Heyecanlanınca ellerimin titremesi.
Elbette çok daha büyük dertler var ama size karşı gelen organların olması (çarpıntı yapan kalp, titreyen el ) üzücü bir şey.
Hangi birini yazsam diye düşünürken, acaba başkalarının bende gördüğü kusurları mı yoksa kendimde bulduğum kusurları mı yazmam gerekiyor diye kafam karıştı.
Neyse arkadaşlarım bende, o anda birinde sevmediğim ya da rahatsız olduğum şeyi dile getirmeyip daha sonradan sabrımın taşması sonucu patlamalarımı eleştiriyorlar. Ki bu pek olmaz yılda bir belki.
Benim kendimde bulduğum kusur ise, yaşadığım tuzlu şeyleri bir anda dramatize edip, sanki dünyanın sonu gelmiş gibi davranmam. Halbuki gerek yok, ama gözyaşından besleniyorum yapacak bir şey yok.

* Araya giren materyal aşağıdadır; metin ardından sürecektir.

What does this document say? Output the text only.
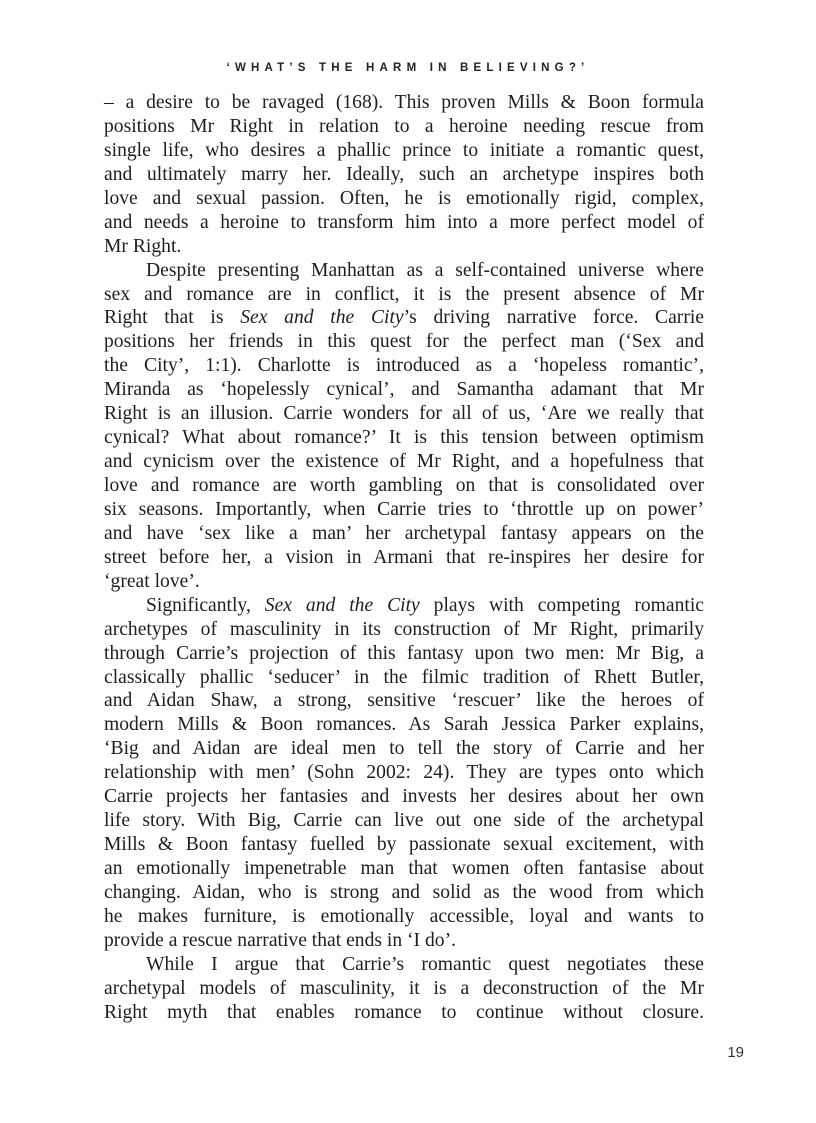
‘WHAT’S THE HARM IN BELIEVING?’
– a desire to be ravaged (168). This proven Mills & Boon formula
positions Mr Right in relation to a heroine needing rescue from
single life, who desires a phallic prince to initiate a romantic quest,
and ultimately marry her. Ideally, such an archetype inspires both
love and sexual passion. Often, he is emotionally rigid, complex,
and needs a heroine to transform him into a more perfect model of
Mr Right.
Despite presenting Manhattan as a self-contained universe where
sex and romance are in conflict, it is the present absence of Mr
Right that is Sex and the City’s driving narrative force. Carrie
positions her friends in this quest for the perfect man (‘Sex and
the City’, 1:1). Charlotte is introduced as a ‘hopeless romantic’,
Miranda as ‘hopelessly cynical’, and Samantha adamant that Mr
Right is an illusion. Carrie wonders for all of us, ‘Are we really that
cynical? What about romance?’ It is this tension between optimism
and cynicism over the existence of Mr Right, and a hopefulness that
love and romance are worth gambling on that is consolidated over
six seasons. Importantly, when Carrie tries to ‘throttle up on power’
and have ‘sex like a man’ her archetypal fantasy appears on the
street before her, a vision in Armani that re-inspires her desire for
‘great love’.
Significantly, Sex and the City plays with competing romantic
archetypes of masculinity in its construction of Mr Right, primarily
through Carrie’s projection of this fantasy upon two men: Mr Big, a
classically phallic ‘seducer’ in the filmic tradition of Rhett Butler,
and Aidan Shaw, a strong, sensitive ‘rescuer’ like the heroes of
modern Mills & Boon romances. As Sarah Jessica Parker explains,
‘Big and Aidan are ideal men to tell the story of Carrie and her
relationship with men’ (Sohn 2002: 24). They are types onto which
Carrie projects her fantasies and invests her desires about her own
life story. With Big, Carrie can live out one side of the archetypal
Mills & Boon fantasy fuelled by passionate sexual excitement, with
an emotionally impenetrable man that women often fantasise about
changing. Aidan, who is strong and solid as the wood from which
he makes furniture, is emotionally accessible, loyal and wants to
provide a rescue narrative that ends in ‘I do’.
While I argue that Carrie’s romantic quest negotiates these
archetypal models of masculinity, it is a deconstruction of the Mr
Right myth that enables romance to continue without closure.
19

Yalan söyleyemiyorum (ayyu en kötü huyum herkesi kendim gibi sanmam hehehe), bir kulağım diğerine göre çok küçük, sol elimde goccaman ameliyat izi var, burnum kemikli ve bence büyük.
Kimse bizim kusursuz olduğumuzu savunamaz! (bkz: swh)
Soğuk havada sokağa çıktığım zaman sol gözümden yaş akıyor. Bir gün manitayla telde kavga ettik dışarı çıkıp buluşunca "tamam ağlama affettim seni" dedi.selpak uzatıyor bana. Hay götümün kenarı deyince yine tartışma başladı.